To be fair, higher interest rates will make it more expensive to fund the company's capital investment plans. But given the strong history here, there's no reason to doubt management's recent statements that it believes earnings growth will fall between 6% and 8% a year, with near-term dividend growth of roughly 10%. The one downside is that the yield is a bit low by utility industry standards at 3.7%. That yield, however, happens to be fairly attractive compared to the company's own historical yield range.
2. Black Hills is a prime example of a tortoise
Next up is relatively small Black Hills Corporation (BKH), which is a far more traditional electric and natural gas utility.
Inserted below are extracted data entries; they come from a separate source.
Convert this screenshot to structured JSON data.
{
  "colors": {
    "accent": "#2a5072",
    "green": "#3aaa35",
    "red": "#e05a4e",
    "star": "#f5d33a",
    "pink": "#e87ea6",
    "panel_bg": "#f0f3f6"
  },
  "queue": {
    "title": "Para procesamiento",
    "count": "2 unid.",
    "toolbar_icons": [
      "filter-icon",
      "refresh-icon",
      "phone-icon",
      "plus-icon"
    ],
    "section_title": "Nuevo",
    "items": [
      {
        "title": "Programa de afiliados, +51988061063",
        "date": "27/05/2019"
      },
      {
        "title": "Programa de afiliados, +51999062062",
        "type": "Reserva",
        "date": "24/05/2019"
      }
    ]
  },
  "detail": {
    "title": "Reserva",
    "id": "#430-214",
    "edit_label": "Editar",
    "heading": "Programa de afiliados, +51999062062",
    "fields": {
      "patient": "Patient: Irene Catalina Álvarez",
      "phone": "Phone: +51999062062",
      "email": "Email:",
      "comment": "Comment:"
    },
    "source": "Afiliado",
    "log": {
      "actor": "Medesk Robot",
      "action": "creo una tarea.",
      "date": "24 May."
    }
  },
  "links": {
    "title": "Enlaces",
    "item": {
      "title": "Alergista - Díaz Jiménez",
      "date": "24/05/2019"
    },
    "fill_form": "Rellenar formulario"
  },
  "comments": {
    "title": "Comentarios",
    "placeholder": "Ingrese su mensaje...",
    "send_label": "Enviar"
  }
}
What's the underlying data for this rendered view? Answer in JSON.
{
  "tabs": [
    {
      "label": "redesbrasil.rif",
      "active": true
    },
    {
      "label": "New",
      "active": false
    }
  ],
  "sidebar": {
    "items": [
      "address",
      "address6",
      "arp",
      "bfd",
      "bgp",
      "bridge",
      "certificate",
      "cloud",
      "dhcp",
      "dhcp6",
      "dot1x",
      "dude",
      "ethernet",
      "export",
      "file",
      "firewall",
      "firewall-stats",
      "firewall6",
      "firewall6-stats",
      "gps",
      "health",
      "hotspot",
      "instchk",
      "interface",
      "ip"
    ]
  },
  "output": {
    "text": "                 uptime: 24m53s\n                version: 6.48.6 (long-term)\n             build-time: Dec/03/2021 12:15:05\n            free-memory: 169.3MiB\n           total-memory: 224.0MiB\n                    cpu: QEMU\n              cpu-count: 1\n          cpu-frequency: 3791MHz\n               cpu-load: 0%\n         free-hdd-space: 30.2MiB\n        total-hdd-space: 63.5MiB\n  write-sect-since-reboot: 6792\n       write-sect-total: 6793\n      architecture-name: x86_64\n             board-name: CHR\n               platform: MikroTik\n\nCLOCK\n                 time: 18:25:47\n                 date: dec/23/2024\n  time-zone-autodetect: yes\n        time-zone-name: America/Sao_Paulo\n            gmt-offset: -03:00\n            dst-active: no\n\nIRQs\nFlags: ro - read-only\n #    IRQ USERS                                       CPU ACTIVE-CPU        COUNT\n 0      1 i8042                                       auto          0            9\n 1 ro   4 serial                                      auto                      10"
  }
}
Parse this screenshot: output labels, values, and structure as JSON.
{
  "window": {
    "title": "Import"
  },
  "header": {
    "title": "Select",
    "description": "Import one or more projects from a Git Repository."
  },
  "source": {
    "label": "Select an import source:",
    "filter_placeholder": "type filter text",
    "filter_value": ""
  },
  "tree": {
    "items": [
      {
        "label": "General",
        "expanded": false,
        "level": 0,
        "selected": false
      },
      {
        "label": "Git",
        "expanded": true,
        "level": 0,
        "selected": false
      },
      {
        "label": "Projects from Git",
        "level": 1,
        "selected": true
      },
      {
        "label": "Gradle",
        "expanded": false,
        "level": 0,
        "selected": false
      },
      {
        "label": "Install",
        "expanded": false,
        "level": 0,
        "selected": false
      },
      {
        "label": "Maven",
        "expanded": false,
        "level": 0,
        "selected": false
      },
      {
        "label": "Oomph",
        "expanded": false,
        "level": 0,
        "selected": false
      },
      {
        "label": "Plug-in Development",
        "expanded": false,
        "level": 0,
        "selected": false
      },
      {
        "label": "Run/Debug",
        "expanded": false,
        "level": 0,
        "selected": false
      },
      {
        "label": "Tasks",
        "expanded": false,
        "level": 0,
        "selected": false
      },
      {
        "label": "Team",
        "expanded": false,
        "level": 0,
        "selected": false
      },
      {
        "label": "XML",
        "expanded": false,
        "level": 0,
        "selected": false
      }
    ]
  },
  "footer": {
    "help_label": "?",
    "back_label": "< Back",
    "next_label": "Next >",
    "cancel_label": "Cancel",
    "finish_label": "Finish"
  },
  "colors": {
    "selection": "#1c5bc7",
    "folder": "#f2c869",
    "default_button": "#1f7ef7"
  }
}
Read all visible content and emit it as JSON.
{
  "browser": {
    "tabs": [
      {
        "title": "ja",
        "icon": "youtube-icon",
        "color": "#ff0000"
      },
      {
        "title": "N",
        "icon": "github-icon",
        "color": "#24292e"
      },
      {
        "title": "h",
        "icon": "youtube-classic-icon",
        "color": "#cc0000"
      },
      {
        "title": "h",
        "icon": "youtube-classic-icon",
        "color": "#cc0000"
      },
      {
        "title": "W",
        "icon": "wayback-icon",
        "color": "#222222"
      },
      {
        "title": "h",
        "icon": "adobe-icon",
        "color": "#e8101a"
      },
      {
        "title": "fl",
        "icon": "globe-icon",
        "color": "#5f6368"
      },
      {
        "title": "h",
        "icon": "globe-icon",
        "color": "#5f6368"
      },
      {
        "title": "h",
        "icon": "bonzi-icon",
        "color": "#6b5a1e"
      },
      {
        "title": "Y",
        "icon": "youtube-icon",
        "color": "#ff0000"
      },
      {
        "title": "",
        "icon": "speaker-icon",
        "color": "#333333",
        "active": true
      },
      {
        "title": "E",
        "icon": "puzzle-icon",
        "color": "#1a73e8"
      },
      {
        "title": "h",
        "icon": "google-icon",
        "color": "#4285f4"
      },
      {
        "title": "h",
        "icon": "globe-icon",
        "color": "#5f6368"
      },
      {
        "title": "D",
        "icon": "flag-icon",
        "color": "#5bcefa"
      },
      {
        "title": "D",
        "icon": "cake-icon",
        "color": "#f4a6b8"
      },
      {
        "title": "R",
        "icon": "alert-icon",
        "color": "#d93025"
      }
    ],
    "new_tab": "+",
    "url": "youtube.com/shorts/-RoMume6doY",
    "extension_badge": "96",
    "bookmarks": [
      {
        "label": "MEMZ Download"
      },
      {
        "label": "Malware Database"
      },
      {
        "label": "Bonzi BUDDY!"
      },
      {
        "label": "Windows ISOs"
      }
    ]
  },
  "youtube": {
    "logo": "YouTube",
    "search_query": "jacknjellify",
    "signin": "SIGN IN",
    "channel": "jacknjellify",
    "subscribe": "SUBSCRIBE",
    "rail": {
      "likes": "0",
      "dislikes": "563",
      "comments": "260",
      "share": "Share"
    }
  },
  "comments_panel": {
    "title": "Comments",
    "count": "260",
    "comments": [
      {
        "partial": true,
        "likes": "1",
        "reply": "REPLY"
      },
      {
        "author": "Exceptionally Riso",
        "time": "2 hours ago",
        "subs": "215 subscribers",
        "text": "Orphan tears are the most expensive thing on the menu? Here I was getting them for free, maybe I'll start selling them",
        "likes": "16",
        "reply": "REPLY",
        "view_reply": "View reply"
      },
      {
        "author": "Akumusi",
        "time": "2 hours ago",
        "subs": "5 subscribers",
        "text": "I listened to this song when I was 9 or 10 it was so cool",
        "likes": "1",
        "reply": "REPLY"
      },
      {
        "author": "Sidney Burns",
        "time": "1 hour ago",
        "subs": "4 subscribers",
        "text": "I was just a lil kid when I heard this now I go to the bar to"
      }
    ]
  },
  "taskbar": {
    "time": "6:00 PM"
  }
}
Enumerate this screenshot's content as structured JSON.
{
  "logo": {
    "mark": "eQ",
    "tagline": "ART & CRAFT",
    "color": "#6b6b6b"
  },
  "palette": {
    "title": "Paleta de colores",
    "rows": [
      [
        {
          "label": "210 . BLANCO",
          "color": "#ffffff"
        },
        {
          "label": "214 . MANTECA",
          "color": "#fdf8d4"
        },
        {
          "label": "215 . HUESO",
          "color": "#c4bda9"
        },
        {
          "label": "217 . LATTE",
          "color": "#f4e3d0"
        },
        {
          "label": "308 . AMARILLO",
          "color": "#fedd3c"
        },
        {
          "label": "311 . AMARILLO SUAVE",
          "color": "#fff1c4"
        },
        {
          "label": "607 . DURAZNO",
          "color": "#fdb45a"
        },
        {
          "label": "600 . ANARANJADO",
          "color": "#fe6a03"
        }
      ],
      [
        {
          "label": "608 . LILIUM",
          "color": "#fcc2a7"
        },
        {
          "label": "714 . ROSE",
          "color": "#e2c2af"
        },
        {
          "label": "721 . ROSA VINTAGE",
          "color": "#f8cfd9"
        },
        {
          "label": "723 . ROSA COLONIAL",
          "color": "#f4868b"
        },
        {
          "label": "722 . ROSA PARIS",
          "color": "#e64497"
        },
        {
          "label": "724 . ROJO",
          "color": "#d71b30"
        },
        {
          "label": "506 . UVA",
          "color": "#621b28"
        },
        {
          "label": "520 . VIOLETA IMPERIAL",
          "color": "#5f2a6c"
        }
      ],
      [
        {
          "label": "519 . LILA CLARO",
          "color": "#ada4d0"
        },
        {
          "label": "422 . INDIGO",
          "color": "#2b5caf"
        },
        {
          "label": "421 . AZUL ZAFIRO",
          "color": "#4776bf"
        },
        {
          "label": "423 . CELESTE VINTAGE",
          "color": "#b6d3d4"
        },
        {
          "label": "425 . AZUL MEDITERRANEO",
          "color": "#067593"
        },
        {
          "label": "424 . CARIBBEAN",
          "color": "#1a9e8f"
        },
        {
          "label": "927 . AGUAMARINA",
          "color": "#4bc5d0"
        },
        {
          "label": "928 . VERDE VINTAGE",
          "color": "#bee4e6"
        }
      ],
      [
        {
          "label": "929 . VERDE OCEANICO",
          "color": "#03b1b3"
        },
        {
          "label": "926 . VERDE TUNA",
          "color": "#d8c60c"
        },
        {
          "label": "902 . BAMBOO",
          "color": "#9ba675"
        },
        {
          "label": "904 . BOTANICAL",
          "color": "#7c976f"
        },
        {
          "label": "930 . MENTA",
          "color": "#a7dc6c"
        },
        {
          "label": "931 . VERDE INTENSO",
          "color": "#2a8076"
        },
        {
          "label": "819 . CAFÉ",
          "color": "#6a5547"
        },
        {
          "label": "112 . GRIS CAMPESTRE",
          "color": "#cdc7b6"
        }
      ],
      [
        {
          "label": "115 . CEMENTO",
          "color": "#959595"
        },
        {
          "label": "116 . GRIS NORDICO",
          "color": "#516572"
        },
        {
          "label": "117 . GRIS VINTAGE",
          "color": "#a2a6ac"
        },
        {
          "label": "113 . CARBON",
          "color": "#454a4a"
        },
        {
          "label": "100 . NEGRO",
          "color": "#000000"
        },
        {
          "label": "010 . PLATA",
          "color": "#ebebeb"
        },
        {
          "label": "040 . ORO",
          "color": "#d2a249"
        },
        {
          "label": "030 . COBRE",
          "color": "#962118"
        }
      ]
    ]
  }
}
It serves 1.3 million utility customers across Arkansas, Colorado, Iowa, Kansas, Montana, Nebraska, South Dakota, and Wyoming. There's nothing exciting about the company, though it does boast higher customer growth rates than the average population growth for the United States. That's a good sign and suggests that the business remains on solid ground.
What is really appealing here, however, is the commitment to the dividend, which has been increased annually for more than five decades. That makes Black Hills a highly elite Dividend King. That said, the growth rate has averaged around 5% over the trailing one-, three-, five-, and 10-year periods. It seems reasonable to expect mid-single-digit dividend growth and little more.
Effectively, that makes it a reliable and slow-growing utility. While that may not appeal to everyone, Black Hills could be a solid cornerstone investment for investors who are looking to build a reliable passive income stream. It yields around 5.1% today, which is fairly attractive, historically speaking.
3. Southern is ready to pick up the pace
Getting back to industry giants, we round out this trio with The Southern Company (SO -0.12%). This utility operates in a number of Southern U.S. states, as its name implies, but the story here is dominated by a huge capital investment project. The two new nuclear power plants (known collectively as the Vogtle project) it has been building are late and over budget. But the company is on the verge of completing both. That is expected to increase its cash flow from operations by around $700 million.
That's a game changer. While construction was ongoing, Southern's dividend growth was roughly enough to keep up with the historical growth rate of inflation. But once it is done with the nuclear build, dividend growth is likely to pick up into the mid-single digits, to better align with earnings growth. Investors will likely rethink the valuation of the company when that happens, probably in 2025 or so.
The yield today is 4.3%. And the opportunity for higher dividend growth from a company that has increased or held the dividend steady for over 75 years makes this an attractive growth and income option.
Hold your nose and jump in
There's no doubt that Wall Street is downbeat on the utility sector today. Higher interest rates not only open up other "safe" places for yield, like CDs, but will also make growth spending more expensive. However, NextEra, Black Hills, and Southern all have long and successful operating histories -- they have muddled through difficult times before while continuing to reward investors with reliable dividend payments. One of them is likely to find a place in your passive income portfolio if you can think like a contrarian today.